SEVİYESİZ SÜRTÜŞMELER
SEVİYESİZ SÜRTÜŞMELER
Baykal ve ekibini “yaşlılar kalesinin gardiyanları” diye eleştirmiştim. Kılıçdaroğlu’nun sataşmalı seviyesiz siyasetini gördükçe, o yaşlı gardiyanlara haksızlık ettiğimi anladım.
Bu ülkede yüzde 60 şeker ithalatı, yüzde 70 buğday, yüzde 80 mısır, yüzde 100 tohum ithalatı yapılıyorken meralar, ırmaklar, dereler bilinmeyen güçlerin işletmesine veriliyorken Kılıçdaroğlu’nda tık yok.
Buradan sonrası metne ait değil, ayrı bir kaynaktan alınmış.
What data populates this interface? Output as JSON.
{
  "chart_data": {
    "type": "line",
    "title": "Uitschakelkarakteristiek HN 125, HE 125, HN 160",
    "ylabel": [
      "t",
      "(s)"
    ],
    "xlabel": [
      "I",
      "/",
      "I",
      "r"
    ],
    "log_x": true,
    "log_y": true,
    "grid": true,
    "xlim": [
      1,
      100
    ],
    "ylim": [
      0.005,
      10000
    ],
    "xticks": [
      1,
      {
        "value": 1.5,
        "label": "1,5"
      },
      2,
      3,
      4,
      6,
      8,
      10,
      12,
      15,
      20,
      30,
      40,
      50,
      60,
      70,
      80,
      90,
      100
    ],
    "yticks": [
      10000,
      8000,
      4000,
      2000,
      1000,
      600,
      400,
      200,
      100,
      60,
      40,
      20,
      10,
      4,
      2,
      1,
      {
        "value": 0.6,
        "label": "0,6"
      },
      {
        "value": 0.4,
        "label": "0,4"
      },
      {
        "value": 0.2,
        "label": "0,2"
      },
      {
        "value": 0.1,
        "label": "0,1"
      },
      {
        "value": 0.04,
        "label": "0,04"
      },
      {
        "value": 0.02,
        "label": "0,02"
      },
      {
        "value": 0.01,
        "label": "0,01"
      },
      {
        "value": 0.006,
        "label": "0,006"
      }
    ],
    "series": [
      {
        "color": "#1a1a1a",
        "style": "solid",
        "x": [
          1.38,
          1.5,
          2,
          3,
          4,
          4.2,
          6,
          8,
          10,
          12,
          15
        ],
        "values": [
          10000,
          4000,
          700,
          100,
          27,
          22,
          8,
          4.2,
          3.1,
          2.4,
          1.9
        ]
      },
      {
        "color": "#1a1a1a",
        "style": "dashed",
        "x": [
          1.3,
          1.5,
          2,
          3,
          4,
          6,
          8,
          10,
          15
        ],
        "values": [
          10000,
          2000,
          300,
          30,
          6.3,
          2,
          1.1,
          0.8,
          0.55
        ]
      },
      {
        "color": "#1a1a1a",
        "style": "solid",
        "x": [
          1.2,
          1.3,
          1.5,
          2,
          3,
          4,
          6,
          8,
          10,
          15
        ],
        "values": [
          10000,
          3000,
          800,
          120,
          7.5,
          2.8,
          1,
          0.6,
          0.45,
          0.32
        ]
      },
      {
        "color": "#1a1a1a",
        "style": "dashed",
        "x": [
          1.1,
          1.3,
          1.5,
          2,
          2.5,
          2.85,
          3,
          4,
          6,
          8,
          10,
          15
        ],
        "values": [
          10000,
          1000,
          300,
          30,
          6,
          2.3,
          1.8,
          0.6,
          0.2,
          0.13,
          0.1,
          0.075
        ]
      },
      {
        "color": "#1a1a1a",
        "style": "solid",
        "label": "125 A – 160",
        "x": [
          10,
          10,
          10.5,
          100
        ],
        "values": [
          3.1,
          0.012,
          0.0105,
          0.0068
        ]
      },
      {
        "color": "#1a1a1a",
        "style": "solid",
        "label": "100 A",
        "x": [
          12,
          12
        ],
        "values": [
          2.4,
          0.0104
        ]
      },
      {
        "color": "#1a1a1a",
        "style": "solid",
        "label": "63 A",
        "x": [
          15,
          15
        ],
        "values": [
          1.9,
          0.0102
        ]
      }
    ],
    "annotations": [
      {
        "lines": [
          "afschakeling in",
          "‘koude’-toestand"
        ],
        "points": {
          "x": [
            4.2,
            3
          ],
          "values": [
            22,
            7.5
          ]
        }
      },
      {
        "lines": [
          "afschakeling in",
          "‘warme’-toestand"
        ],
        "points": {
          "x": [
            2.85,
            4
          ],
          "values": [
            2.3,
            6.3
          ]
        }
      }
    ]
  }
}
İşçisi, köylüsü, üreticisi, emeklisi geçim sıkıntısına düşmüş; Kılıçdaroğlu’nda yine tık yok. Hem de seçime bir kala üretimden, emekten, eğitimden, üniversitelerden, YÖK’ten, sendikalardan, üretici birliklerinden söz edip çareler üretilmesi gerekirken akademik kariyeri olan Kılıçdaroğlu gibi bir genel başkanın gündemi Hizbullah’la doldurmaya çalışması; işçisine, üreticisine, emeklisine, yoksuluna, hiç mi hiç mesaj bile vermiyor.
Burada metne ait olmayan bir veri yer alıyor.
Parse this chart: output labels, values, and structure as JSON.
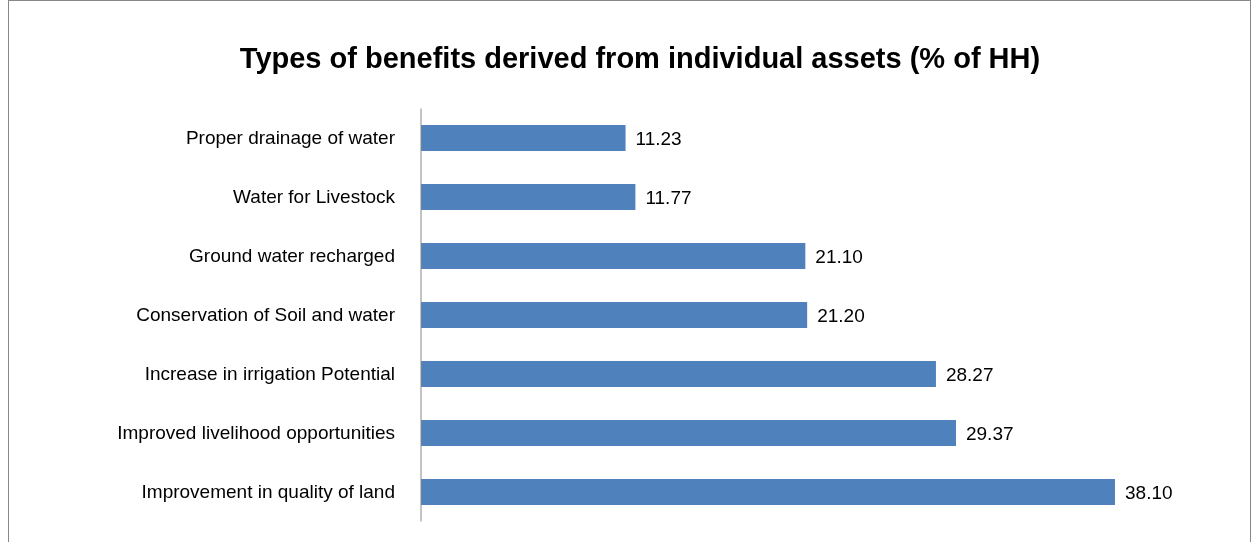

Milleti Donkişot’laştırıp boş değirmenlere saldırtmanın âlemi yok. Hem bir daha da seçim olmayacaksa abuk-subuk çocukça Hizbul sataşmaların kime, ne yararı olur? Şu vahim sözlere bakın… Başbakan bereketsizmiş… Kendisini tedavi ettirmeliymiş… Ayvaları Recep yemeliymiş… Bir akademisyene yakışıyor mu?
Kimlerin kurgusudur bu sataşmalar; anlamış değiliz. Hele hele Recep’le Kemal’i hiç anlamış değiliz. İkisi de yan yana yolcu…
Hele ki; işçinin, memurun kıdem tazminatlarına son veren kararların vahametini göremeyen yeni CHP’ye “ne yapıyorsun, görmüyor musun” diye sormayalım mı? “Bu mu yeni CHP?” diyorsam alınmasınlar. Çünkü biz de onları göremiyoruz. Tarikatların tasavvuf rüzgârında yan kanat gitmenin riskleri sonradan çıkar.
Yıl 4 Haziran 2003. Ekonomik, Sosyal ve Kültürel Haklar Sözleşmesiyle ülke ne hale geldi? AKP ve CHP’nin bu sözleşme hükümlerine göre ne yapacakları da hala belli değil… Belirsiz bir AKP ve belirsiz bir CHP’yle seçime gidiyoruz.
“Milliyetçi, ulusalcı MHP de var” diyenler mutlaka olacaktır. Olacaktır da; Namık Kemal Zeybek’le, MHP’nin de eritilmek istenmesi dört koldan kuşatılmışlığımızı göstermiyor mu?